Sehr selten schwerwiegende Überempfindlichkeitsreaktionen mit Luftnot bis hin zum Herz-Kreislaufschock, die eine weitere intensivmedizinische Behandlung erforderlich machen oder im Extremfall gar bleibende Schäden (z.B. Hirnschäden, Organversagen) verursachen. Allergische Reaktionen können auch noch Stunden nach Gabe eines Kontrastmittels auftreten.

Sehr selten bei schon bestehenden Störungen der Niere bzw. der Schilddrüse Verschlechterung der Nierentätigkeit (bis hin zum dialysepflichtigen Nierenversagen) bzw. Überfunktion der Schilddrüse (im Extremfall thyreotoxische Krise). In den meisten Fällen sind diese Störungen durch Infusionen bzw. Medikamente gut behandelbar.

Im Rahmen spezieller CT-Untersuchungen des Dickdarms:

Sehr selten Verletzungen des Darmes infolge der Einleitung von Luft, Wasser oder Kontrastmittel mittels Darmrohr in den Enddarm.

Computertomographie (CT) – Strahlenbelastung

Nutzen und Risiko einer CT-Untersuchung werden von Ihrem überweisenden Arzt sowie von uns Radiologen sorgfältig gegeneinander abgewogen.

Die bei einer CT verabreichte Strahlendosis ist gerätespezifisch und je nach Untersuchungsregion unterschiedlich.

Bei der CT des Brustkorbes (z.B. Lunge, Brust, Skelett) kann es so z.B. zu einer erhöhten Strahlenbelastung der Brustdrüse kommen. Ein erhöhtes Brustkrebsrisiko ist vor allem bei Kindern und jüngeren Frauen hier nicht ausgeschlossen. Bei Kindern und Jugendlichen ist ein erhöhtes Krebs- bzw. Leukämierisiko nicht vollständig auszuschließen. Bei wiederholten Schädeluntersuchungen ist das Kataraktrisiko (Trübung der Augenlinse/Grauer Star) erhöht.

Im Falle einer Schwangerschaft besteht das Risiko einer Schädigung des ungeborenen Kindes durch die Röntgenstrahlen. Teilen Sie deshalb bitte dem Arzt unbedingt mit, falls Sie schwanger sind oder auch nur den Verdacht hegen.

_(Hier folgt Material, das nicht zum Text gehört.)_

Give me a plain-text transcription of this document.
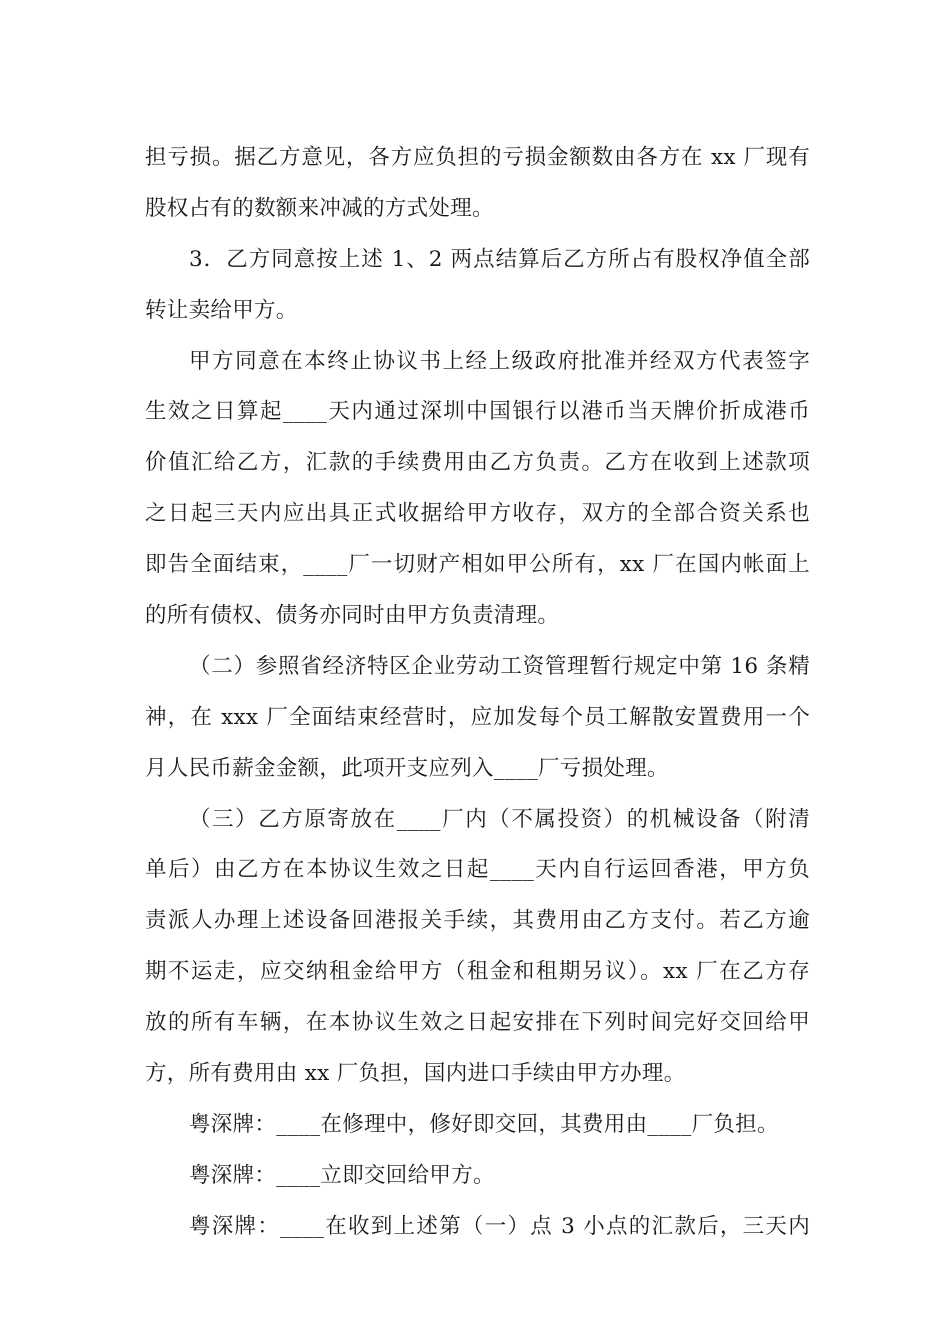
担亏损。据乙方意见，各方应负担的亏损金额数由各方在 xx 厂现有
股权占有的数额来冲减的方式处理。
3．乙方同意按上述 1、2 两点结算后乙方所占有股权净值全部
转让卖给甲方。
甲方同意在本终止协议书上经上级政府批准并经双方代表签字
生效之日算起____天内通过深圳中国银行以港币当天牌价折成港币
价值汇给乙方，汇款的手续费用由乙方负责。乙方在收到上述款项
之日起三天内应出具正式收据给甲方收存，双方的全部合资关系也
即告全面结束，____厂一切财产相如甲公所有，xx 厂在国内帐面上
的所有债权、债务亦同时由甲方负责清理。
（二）参照省经济特区企业劳动工资管理暂行规定中第 16 条精
神，在 xxx 厂全面结束经营时，应加发每个员工解散安置费用一个
月人民币薪金金额，此项开支应列入____厂亏损处理。
（三）乙方原寄放在____厂内（不属投资）的机械设备（附清
单后）由乙方在本协议生效之日起____天内自行运回香港，甲方负
责派人办理上述设备回港报关手续，其费用由乙方支付。若乙方逾
期不运走，应交纳租金给甲方（租金和租期另议）。xx 厂在乙方存
放的所有车辆，在本协议生效之日起安排在下列时间完好交回给甲
方，所有费用由 xx 厂负担，国内进口手续由甲方办理。
粤深牌：____在修理中，修好即交回，其费用由____厂负担。
粤深牌：____立即交回给甲方。
粤深牌：____在收到上述第（一）点 3 小点的汇款后，三天内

Computertomographie (CT) – Alternative Untersuchungsmethoden

Nichtoperative diagnostische Alternativen zur Computertomographie können die Ultraschalluntersuchung (Sonographie), die Kernspintomographie (ein Verfahren, das mit Hilfe von Magnetfeldern und Radiowellen Bilder erzeugt), die Szintigraphie (Messung der Strahlenverteilung einer zuvor verabreichten radioaktiven Substanz), ein Kolon-Kontrasteinlauf, eine Koloskopie (sog. Dickdarmspiegelung) oder eine Dünndarmuntersuchung mit Kontrastmittel sein.

Computertomographie (CT) – Kontraindikationen

Entscheidende Kontraindikationen (Gegenanzeigen) bestehen im Grunde nur für eine CT-Untersuchung, bei der auch Kontrastmittel verabreicht werden.Zu nennen sind hier vor allem:
  • Kontrastmittel- bzw. Jodallergie
  • Schilddrüsenüberfunktion
  • Niereninsuffizienz
  • Sofern Sie Metformin-haltige Antidiabetika einnehmen, dürfen diese in Abhängigkeit Ihres Kreatinin-Wertes (Blutwert zur Kontrolle Ihrer Nierenfunktion) zwei Tage vor und zwei Tage nach der Untersuchung nicht eingenommen werden.

An sämtlichen Praxisstandorten der RUHRRADIOLOGIE bieten wir alle gängigen computertomographischen Untersuchungen an.